The Lake district became Coleridge’s home in 1800, when he moved his family to Greta Hall in Keswick. The view from the roof of his new house across Derwent Water was spectacular, and he was clearly delighted with the new arrangements… “I write to you from the Leads of Greta Hall, a Tenement in the possession of S. T. Coleridge, Esq. Gentleman-Poet & Philosopher in a mist […] Yes, my dear Sir! here I am – with Skiddaw at my back – on my right hand the Bassenthwait Water with it’s majestic Case of Mountains, – my Godl what a scene!
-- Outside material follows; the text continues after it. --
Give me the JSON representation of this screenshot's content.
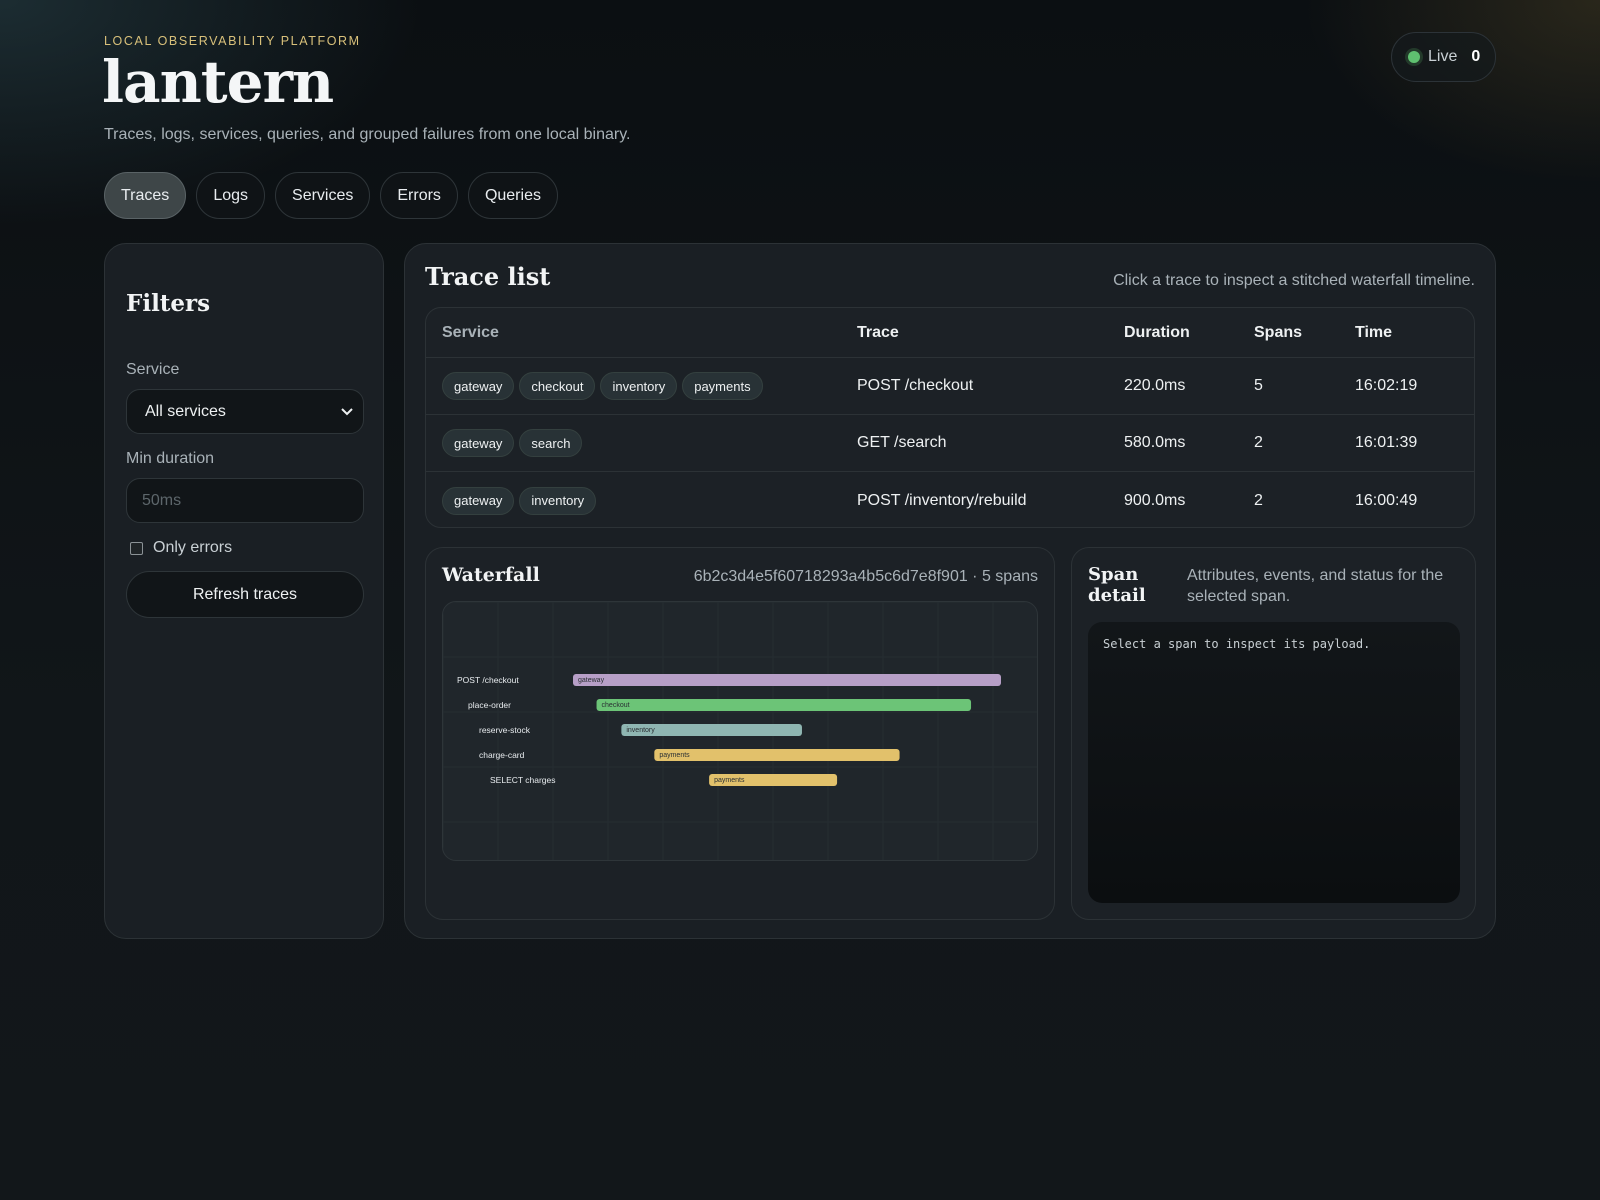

Right before me is a great Camp of single mountains -each in shape resembles a Giant’s Tent! and to the left, […] is the lake of Keswick, with it’s Islands & white sails, & glossy Lights of Evening […] now I am enjoying the Godlikeness of the Place, in which I am settled…”
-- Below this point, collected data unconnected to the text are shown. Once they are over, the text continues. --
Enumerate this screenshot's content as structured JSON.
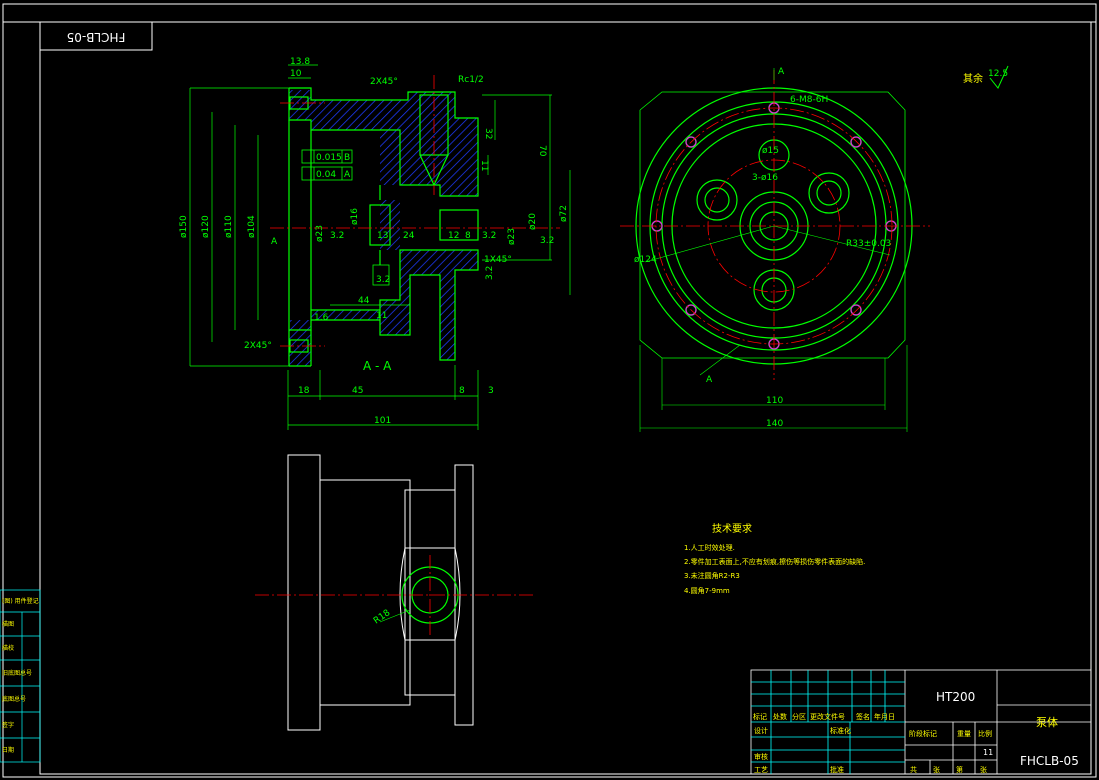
{
  "drawing": {
    "code_mirrored": "FHCLB-05",
    "section_label": "A - A",
    "section_marker": "A",
    "roughness_note": "其余",
    "roughness_value": "12.5"
  },
  "dims_section": {
    "d13_8": "13.8",
    "d10": "10",
    "d2x45_top": "2X45°",
    "rc": "Rc1/2",
    "d32": "32",
    "d70": "70",
    "d11a": "11",
    "d150": "ø150",
    "d120": "ø120",
    "d110": "ø110",
    "d104": "ø104",
    "tol1": "0.015",
    "tol1_ref": "B",
    "tol2": "0.04",
    "tol2_ref": "A",
    "d16": "ø16",
    "d23": "ø23",
    "r3_2a": "3.2",
    "d13": "13",
    "d24": "24",
    "d12": "12",
    "d8": "8",
    "r3_2b": "3.2",
    "d23b": "ø23",
    "d20": "ø20",
    "d72": "ø72",
    "r3_2c": "3.2",
    "c1x45": "1X45°",
    "r3_2d": "3.2",
    "d44": "44",
    "r1_6": "1.6",
    "d11b": "11",
    "c2x45b": "2X45°",
    "d18": "18",
    "d45": "45",
    "d8b": "8",
    "d3": "3",
    "d101": "101",
    "d3_2e": "3.2"
  },
  "dims_front": {
    "holes": "6-M8-6H",
    "d15": "ø15",
    "holes2": "3-ø16",
    "d124": "ø124",
    "r33": "R33±0.03",
    "d110": "110",
    "d140": "140",
    "sec_a_top": "A",
    "sec_a_bot": "A"
  },
  "dims_bottom": {
    "r18": "R18"
  },
  "tech": {
    "title": "技术要求",
    "items": [
      "1.人工时效处理.",
      "2.零件加工表面上,不应有划痕,擦伤等损伤零件表面的缺陷.",
      "3.未注圆角R2-R3",
      "4.圆角7-9mm"
    ]
  },
  "title_block": {
    "material": "HT200",
    "part_name": "泵体",
    "code": "FHCLB-05",
    "scale_val": "11",
    "row_labels": [
      "标记",
      "处数",
      "分区",
      "更改文件号",
      "签名",
      "年月日"
    ],
    "std_label": "标准化",
    "stage_label": "阶段标记",
    "weight_label": "重量",
    "scale_label": "比例",
    "design": "设计",
    "review": "审核",
    "process": "工艺",
    "approve": "批准",
    "sheets": [
      "共",
      "张",
      "第",
      "张"
    ]
  },
  "left_strip": [
    "(图) 用件登记",
    "描图",
    "描校",
    "旧底图总号",
    "底图总号",
    "签字",
    "日期"
  ],
  "colors": {
    "frame": "#ffffff",
    "outline": "#00ff00",
    "centerline": "#ff0000",
    "dimension": "#00ff00",
    "hatch": "#0000ff",
    "cyan": "#00ffff",
    "yellow": "#ffff00",
    "magenta": "#ff00ff"
  }
}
Coleridge’s passion for walking took on a new dimension in the Lakes. The terrain was more challenging – which Coleridge relished, and his regular walks from Keswick over Helvellyn to Grasmere, to visit the Wordsworths in Dove Cottage, were punctuated by some extremely risky fell-walking expoits. The most notable is the nine day tour of the high peaks which he undertook in August 1803.
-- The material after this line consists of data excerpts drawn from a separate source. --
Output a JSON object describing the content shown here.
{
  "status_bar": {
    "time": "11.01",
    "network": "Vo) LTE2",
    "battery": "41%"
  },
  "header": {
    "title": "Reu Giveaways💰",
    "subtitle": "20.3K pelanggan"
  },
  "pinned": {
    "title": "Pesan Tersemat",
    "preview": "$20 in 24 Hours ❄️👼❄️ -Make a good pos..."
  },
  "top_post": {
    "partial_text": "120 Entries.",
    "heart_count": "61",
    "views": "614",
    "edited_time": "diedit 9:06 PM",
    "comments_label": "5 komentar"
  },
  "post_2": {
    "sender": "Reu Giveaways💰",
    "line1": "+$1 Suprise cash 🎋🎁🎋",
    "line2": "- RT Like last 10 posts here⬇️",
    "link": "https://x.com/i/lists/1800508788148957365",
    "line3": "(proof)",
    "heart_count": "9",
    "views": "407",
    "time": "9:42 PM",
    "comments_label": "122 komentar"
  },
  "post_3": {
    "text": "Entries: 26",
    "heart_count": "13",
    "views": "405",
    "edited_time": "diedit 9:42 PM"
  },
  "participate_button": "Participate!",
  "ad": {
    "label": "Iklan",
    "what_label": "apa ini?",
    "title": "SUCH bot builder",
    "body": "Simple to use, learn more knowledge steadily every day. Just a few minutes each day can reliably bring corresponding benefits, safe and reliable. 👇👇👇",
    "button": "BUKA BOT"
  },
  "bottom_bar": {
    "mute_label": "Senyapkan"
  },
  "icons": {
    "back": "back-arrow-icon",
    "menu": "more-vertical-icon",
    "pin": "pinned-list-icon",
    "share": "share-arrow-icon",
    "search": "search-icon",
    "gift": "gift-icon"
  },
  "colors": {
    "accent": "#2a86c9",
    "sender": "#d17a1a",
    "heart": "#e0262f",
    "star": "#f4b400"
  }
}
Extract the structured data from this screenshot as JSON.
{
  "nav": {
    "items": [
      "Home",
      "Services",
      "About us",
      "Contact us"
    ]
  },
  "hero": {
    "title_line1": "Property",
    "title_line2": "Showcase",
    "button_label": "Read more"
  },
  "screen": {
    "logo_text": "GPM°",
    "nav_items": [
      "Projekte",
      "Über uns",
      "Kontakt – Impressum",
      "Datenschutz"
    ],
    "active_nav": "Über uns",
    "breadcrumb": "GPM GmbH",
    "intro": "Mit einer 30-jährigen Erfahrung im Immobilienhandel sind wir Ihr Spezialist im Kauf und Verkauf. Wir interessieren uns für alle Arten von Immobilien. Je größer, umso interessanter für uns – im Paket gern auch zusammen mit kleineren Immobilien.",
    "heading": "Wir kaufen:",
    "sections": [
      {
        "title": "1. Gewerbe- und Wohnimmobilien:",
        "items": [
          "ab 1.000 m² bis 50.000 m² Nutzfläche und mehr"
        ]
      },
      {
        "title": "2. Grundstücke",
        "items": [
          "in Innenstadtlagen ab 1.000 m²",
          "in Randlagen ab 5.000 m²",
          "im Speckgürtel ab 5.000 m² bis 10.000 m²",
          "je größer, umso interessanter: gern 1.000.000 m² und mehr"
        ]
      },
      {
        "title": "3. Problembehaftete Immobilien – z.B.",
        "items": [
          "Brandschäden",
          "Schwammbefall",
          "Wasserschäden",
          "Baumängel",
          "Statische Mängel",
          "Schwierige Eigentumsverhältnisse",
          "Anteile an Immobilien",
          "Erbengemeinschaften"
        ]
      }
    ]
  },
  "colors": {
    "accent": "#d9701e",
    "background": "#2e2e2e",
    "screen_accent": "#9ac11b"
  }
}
Just as it is not possible always to follow Coleridge along the track of his metaphysical ramblings, it is equally challenging to follow the route of some of his outings without climbing experience and considerable athletic capability. The route Coleridge followed on this nine day hike will be posted in due course, but you must be clear that you undertake this walk entirely at your own risk.